Note: to use the short queue your job must have a maximum run time of 20 minutes. If you wish to run for longer you should remove the queue specification so that you run in the standard ARCHER queue.

Once all the options have been set up you can submit your debugging session to the ARCHER queues by clicking "Submit".

A dialog showing the ARCHER queue will appear while the tool waits for your job to start. Note: you may see the warning message below which may be safely ignored.

pbs_iff: cannot connect to host
pbs_iff: cannot connect to host
No Permission.
qstat: cannot connect to server sdb (errno=15007)

Once the job starts the a dialog will appear while the debugger connects to your running processes.

Finally, the debugging interface will appear, allowing you to interactively debug your program.

7.4.5 Finishing your debugging session

To finish the debugging session, just quit the remote client on your workstation or laptop; DDT will ensure that the session is cleaned up properly.

7.4.6 Using DDT directly on the compute nodes

If you intend to use DDT directly on the compute nodes instead of using the remote client, you will need to load the forge module before compiling and linking your program, and before executing your program on the compute nodes:

module load forge

The User Guide gives instructions on how to compile and execute your program, and the command

ddt -help

lists the options for the ddt command. Please contact the ARCHER helpdesk for assistance with using DDT directly on the compute nodes.

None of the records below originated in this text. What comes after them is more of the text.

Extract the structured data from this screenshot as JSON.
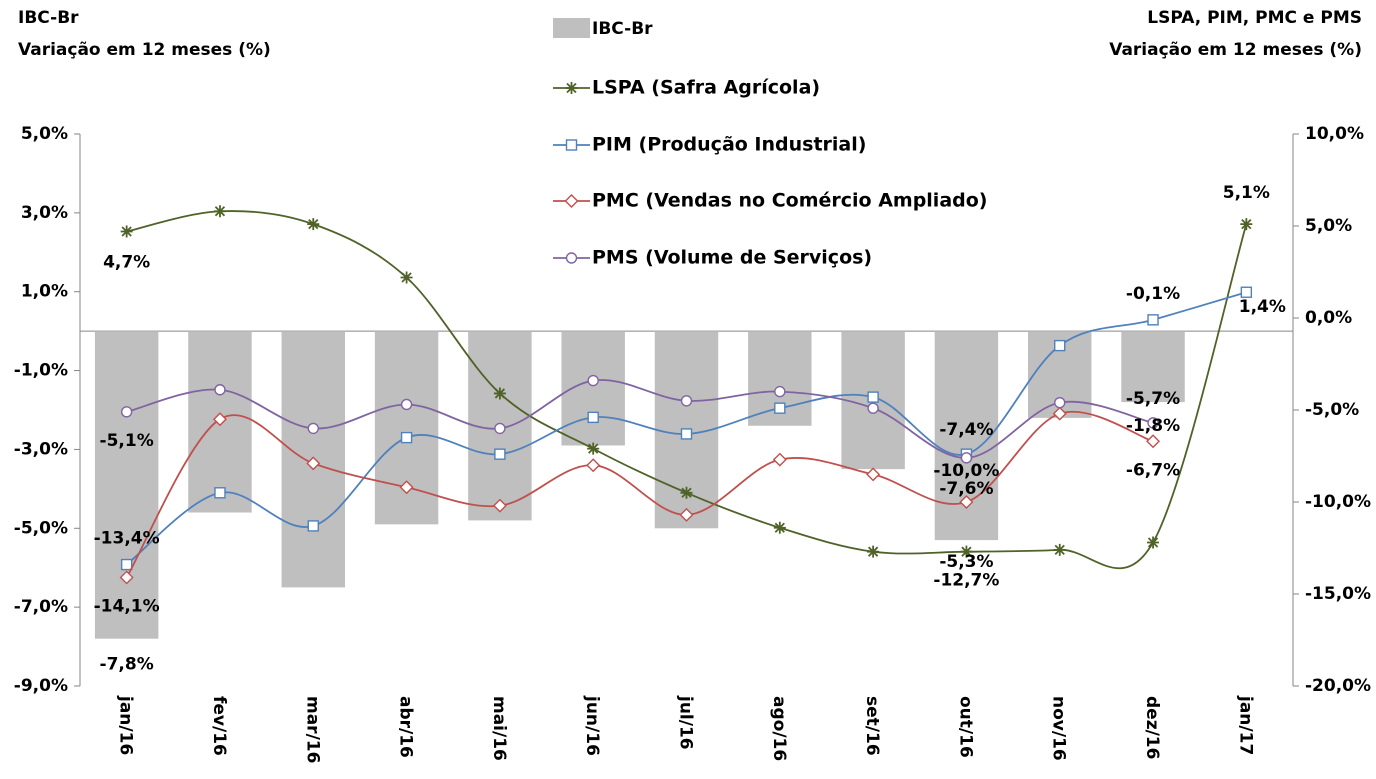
{
  "chart_data": {
    "type": "bar-line",
    "title": "IBC-Br",
    "y_label": [
      "IBC-Br",
      "Variação em 12 meses (%)"
    ],
    "y2_label": [
      "LSPA, PIM, PMC e PMS",
      "Variação em 12 meses (%)"
    ],
    "categories": [
      "jan/16",
      "fev/16",
      "mar/16",
      "abr/16",
      "mai/16",
      "jun/16",
      "jul/16",
      "ago/16",
      "set/16",
      "out/16",
      "nov/16",
      "dez/16",
      "jan/17"
    ],
    "ylim": [
      -9,
      5
    ],
    "yticks": [
      {
        "value": -9,
        "label": "-9,0%"
      },
      {
        "value": -7,
        "label": "-7,0%"
      },
      {
        "value": -5,
        "label": "-5,0%"
      },
      {
        "value": -3,
        "label": "-3,0%"
      },
      {
        "value": -1,
        "label": "-1,0%"
      },
      {
        "value": 1,
        "label": "1,0%"
      },
      {
        "value": 3,
        "label": "3,0%"
      },
      {
        "value": 5,
        "label": "5,0%"
      }
    ],
    "y2lim": [
      -20,
      10
    ],
    "y2ticks": [
      {
        "value": -20,
        "label": "-20,0%"
      },
      {
        "value": -15,
        "label": "-15,0%"
      },
      {
        "value": -10,
        "label": "-10,0%"
      },
      {
        "value": -5,
        "label": "-5,0%"
      },
      {
        "value": 0,
        "label": "0,0%"
      },
      {
        "value": 5,
        "label": "5,0%"
      },
      {
        "value": 10,
        "label": "10,0%"
      }
    ],
    "series": [
      {
        "name": "IBC-Br",
        "type": "bar",
        "color": "#bfbfbf",
        "label_color": "#000000",
        "values": [
          -7.8,
          -4.6,
          -6.5,
          -4.9,
          -4.8,
          -2.9,
          -5.0,
          -2.4,
          -3.5,
          -5.3,
          -2.2,
          -1.8,
          null
        ],
        "value_labels": [
          "-7,8%",
          null,
          null,
          null,
          null,
          null,
          null,
          null,
          null,
          "-5,3%",
          null,
          "-1,8%",
          null
        ]
      },
      {
        "name": "LSPA (Safra Agrícola)",
        "type": "line",
        "axis": "y2",
        "marker": "star",
        "color": "#4f6228",
        "label_color": "#5f7530",
        "values": [
          4.7,
          5.8,
          5.1,
          2.2,
          -4.1,
          -7.1,
          -9.5,
          -11.4,
          -12.7,
          -12.7,
          -12.6,
          -12.2,
          5.1
        ],
        "value_labels": [
          "4,7%",
          null,
          null,
          null,
          null,
          null,
          null,
          null,
          null,
          "-12,7%",
          null,
          null,
          "5,1%"
        ]
      },
      {
        "name": "PIM (Produção Industrial)",
        "type": "line",
        "axis": "y2",
        "marker": "square",
        "color": "#4f81bd",
        "label_color": "#4f81bd",
        "values": [
          -13.4,
          -9.5,
          -11.3,
          -6.5,
          -7.4,
          -5.4,
          -6.3,
          -4.9,
          -4.3,
          -7.4,
          -1.5,
          -0.1,
          1.4
        ],
        "value_labels": [
          "-13,4%",
          null,
          null,
          null,
          null,
          null,
          null,
          null,
          null,
          "-7,4%",
          null,
          "-0,1%",
          "1,4%"
        ]
      },
      {
        "name": "PMC (Vendas no Comércio Ampliado)",
        "type": "line",
        "axis": "y2",
        "marker": "diamond",
        "color": "#c0504d",
        "label_color": "#c0504d",
        "values": [
          -14.1,
          -5.5,
          -7.9,
          -9.2,
          -10.2,
          -8.0,
          -10.7,
          -7.7,
          -8.5,
          -10.0,
          -5.2,
          -6.7,
          null
        ],
        "value_labels": [
          "-14,1%",
          null,
          null,
          null,
          null,
          null,
          null,
          null,
          null,
          "-10,0%",
          null,
          "-6,7%",
          null
        ]
      },
      {
        "name": "PMS (Volume de Serviços)",
        "type": "line",
        "axis": "y2",
        "marker": "circle",
        "color": "#8064a2",
        "label_color": "#8064a2",
        "values": [
          -5.1,
          -3.9,
          -6.0,
          -4.7,
          -6.0,
          -3.4,
          -4.5,
          -4.0,
          -4.9,
          -7.6,
          -4.6,
          -5.7,
          null
        ],
        "value_labels": [
          "-5,1%",
          null,
          null,
          null,
          null,
          null,
          null,
          null,
          null,
          "-7,6%",
          null,
          "-5,7%",
          null
        ]
      }
    ]
  }
}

7.4.7 Memory debugging of statically-linked programs

When using memory debugging with statically-linked programs, the debugging version of the malloc library needs to be included when the program is linked.

Load the forge module

module load forge

and add the following arguments to the command line when linking the program with the compiler wrapper

-L $ALLINEA_TOOLS_DIR/lib/64 -Wl,--whole-archive -ldmallocthcxx -Wl,--no-whole-archive -Wl,--allow-multiple-definition

The standard malloc library is usually linked by the compiler wrapper. This is replaced with the debugging version. Using whole-archive ensures that any libraries automatically loaded by the compiler wrapper use the debugging version. Using allow-multiple-definition ensures that the standard malloc library is ignored.